Dicono di lui che non è solo un imprenditore, ma un artista che avrebbe avuto successo in qualsiasi campo si fosse misurato. Forse anche nella fotografia che – dice rispondendo al questionario proustiano di Sergio Miravalle – poteva essere il suo mestiere, non fosse stato un produttore.
Alla conferenza organizzata dal Gruppo Giovani Imprenditori dell’Unione Industriale della Provincia di Asti e di Confindustria Alessandria, al polo universitario Astiss di lunedì scorso, Angelo Gaja si è rivelato soprattutto un personaggio generoso. Uno che con ritmo incalzate ha elencato per oltre un’ora un’antologia di storie e personaggi, una visione imprenditoriale che è anche una visione del mondo.
Un narratore anche, che sceglie la forma del racconto breve, di molti racconti brevi in verità, per costruire un cosmo a metà strada tra il case history bocconiano e una bella epica langarola.

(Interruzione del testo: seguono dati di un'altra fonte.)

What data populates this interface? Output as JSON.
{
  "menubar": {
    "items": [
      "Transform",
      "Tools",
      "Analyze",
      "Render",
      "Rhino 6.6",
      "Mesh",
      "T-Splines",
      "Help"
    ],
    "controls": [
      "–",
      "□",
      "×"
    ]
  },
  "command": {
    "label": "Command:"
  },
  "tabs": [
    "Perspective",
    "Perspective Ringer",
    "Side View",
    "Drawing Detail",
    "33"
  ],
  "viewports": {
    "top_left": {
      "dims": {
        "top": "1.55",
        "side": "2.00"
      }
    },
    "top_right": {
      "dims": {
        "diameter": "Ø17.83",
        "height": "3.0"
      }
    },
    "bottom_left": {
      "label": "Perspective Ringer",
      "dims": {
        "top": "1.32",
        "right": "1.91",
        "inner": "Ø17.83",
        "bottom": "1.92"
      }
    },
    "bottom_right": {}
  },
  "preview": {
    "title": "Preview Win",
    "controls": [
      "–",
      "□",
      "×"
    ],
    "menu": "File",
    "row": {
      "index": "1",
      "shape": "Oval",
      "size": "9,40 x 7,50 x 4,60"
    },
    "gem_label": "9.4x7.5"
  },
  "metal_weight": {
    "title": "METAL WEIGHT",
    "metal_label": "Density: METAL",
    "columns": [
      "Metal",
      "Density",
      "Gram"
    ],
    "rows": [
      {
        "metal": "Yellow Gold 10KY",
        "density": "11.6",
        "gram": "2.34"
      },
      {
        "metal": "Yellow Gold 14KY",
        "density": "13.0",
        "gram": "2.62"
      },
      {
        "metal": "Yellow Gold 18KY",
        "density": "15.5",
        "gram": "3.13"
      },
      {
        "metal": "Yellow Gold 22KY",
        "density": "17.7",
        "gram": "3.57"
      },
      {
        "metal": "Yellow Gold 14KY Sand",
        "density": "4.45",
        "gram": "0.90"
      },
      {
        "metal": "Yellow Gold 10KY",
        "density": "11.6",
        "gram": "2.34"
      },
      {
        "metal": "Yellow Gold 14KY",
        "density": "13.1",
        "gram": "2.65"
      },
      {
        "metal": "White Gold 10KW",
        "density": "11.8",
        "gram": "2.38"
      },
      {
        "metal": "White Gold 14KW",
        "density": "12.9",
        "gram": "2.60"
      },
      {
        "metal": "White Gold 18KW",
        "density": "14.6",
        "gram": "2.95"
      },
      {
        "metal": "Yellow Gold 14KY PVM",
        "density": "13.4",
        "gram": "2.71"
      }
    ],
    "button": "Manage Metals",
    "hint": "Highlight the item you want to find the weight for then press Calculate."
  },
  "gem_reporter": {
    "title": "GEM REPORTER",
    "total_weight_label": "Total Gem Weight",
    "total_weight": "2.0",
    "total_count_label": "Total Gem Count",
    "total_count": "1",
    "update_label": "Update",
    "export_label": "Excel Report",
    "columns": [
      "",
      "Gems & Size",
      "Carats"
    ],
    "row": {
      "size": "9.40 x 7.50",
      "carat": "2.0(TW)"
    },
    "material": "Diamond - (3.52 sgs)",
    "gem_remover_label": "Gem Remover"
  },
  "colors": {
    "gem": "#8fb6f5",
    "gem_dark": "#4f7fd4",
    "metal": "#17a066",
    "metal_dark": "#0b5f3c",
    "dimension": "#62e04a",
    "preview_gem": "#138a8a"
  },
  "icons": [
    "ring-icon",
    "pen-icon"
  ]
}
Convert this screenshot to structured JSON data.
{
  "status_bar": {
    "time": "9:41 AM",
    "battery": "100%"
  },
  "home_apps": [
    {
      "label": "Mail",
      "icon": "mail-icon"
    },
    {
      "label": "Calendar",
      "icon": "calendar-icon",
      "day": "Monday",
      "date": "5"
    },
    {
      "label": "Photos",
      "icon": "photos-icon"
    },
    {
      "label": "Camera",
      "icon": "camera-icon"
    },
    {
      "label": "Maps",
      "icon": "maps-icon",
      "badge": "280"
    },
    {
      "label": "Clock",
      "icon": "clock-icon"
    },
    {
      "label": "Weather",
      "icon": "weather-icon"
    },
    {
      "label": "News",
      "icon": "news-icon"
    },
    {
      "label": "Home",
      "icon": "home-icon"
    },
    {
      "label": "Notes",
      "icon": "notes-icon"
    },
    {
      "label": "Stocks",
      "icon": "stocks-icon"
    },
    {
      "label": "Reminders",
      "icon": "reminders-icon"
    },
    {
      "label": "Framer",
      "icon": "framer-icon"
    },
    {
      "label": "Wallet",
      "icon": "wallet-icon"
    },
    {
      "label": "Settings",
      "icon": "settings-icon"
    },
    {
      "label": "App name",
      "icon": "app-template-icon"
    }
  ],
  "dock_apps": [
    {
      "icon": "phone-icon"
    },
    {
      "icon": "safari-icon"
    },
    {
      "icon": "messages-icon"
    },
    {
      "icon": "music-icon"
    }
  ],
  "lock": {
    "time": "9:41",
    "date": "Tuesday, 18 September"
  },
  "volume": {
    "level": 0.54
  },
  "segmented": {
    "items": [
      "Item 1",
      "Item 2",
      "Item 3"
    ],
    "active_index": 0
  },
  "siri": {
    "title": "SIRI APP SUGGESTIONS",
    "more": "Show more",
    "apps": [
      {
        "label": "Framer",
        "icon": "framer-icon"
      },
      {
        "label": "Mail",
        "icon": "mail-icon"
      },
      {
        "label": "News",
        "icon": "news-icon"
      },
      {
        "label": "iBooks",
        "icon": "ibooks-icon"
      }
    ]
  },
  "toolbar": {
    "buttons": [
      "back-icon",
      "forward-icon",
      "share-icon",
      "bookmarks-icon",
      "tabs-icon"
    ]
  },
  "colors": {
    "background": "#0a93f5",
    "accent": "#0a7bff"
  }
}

“Faccio questo mestiere da 51 anni. Adesso che ne ho 72 e non ho nessuna intenzione di andare in pensione posso dare degli esempi, educare i miei figli a coltivare la passione per un progetto che può avere successo oppure no, ma da proteggere, in modo che resti incontaminato dai fatti della vita”.

Parte da Stalin, dalle terre di Georgia e Moldavia così vocate alla viticoltura ma condannate dagli apparati del kolchoz a produrre vini di qualità mediocre per soddisfare le richieste del mercato interno.
Dagli artigiani, animati dalle idee, custodi a volte testardi a volte folli di un progetto che è il vero lievito per la crescita della qualità.
Parla di Madoff e del crack Lehman Brothers, dell’Europa, che solo unendosi politicamente può fronteggiare le conseguenze di una crisi che rischia di far pagare il conto soprattutto alle classi meno abbienti.
“Nei primi mesi del 2009 gli ordini si arrestarono del tutto. Ricordo Aldo Conterno, di Monforte, che mi disse che durante la crisi avevano smesso di comprare persino i clienti che normalmente non pagavano”.
Ma il vino ha tenuto. Questo prodotto naturale nato 9000 anni fa e il cui processo biologico si ripete nello stesso modo da sempre, adesso oltre che una bevanda alimentare è anche un bene voluttuario in grado di gratificare il consumatore, un bene di lusso.
C’è modo di ripercorrere la storia del mancato accordo con Robert Mondavi, le dimensioni orgogliosamente ridotte di Gaja (350mila bottiglie l’anno, una dozzina di vini, 100 ettari di proprietà oggi come negli anni Ottanta) che gli consentono di sentirsi ancora un artigiano, il genio di Robert Parker, che smise di usare parole auliche per descrivere i vini e iniziò a valutarli a punti, da 50 a 100, allargando di fatto la base dei consumatori (soprattutto americani) non più intimiditi.
Gaja omaggia Paolo Desana che progettò la definizione di un assetto legislativo necessario. Il lavoro di Piero Antinori e Giacomo Tachis sul vino Tignanello; Veronelli, che lavora per la credibilità del vino italiano, e Petrini, Massobrio, Farinetti; parla di Cavour e di Einaudi del loro rigore morale, della generosità, della loro fondamentale impronta liberista; riconosce il debito del suo territorio verso la letteratura, e cita Pavese, e legge una pagina di Fenoglio per arrivare a dire con Aldo Cazzullo: “Sono anche un po’ figli di puttana, questi Langhetti”. Ricorda Renato Ratti, Giacomo Bologna che subito dopo lo scandalo del metanolo  per un mese intero comprò una pagina di giornale scrivendo solo “Viva la Barbera”, senza una firma, senza un logo. Ricorda Arturo Bersano e Domenico Clerico ed Elio Altare.  Come altri imprenditori della sua generazione sembra aver vissuto molte vite e averle condensate tutte in un tratto distintivo del carattere, che nel caso di Angelo Gaja è un ottimismo che lui stesso giudica esagerato, quasi un difetto.
Eppure, l’ottimista Gaja consiglia ai giovani di imparare l’inglese, di fare pace con il pensiero che questo momento difficile non terminerà a breve e forse sarà il caso di guardare all’estero, alla stessa Europa, e provare a coltivare la propria passione imprenditoriale oltre confine.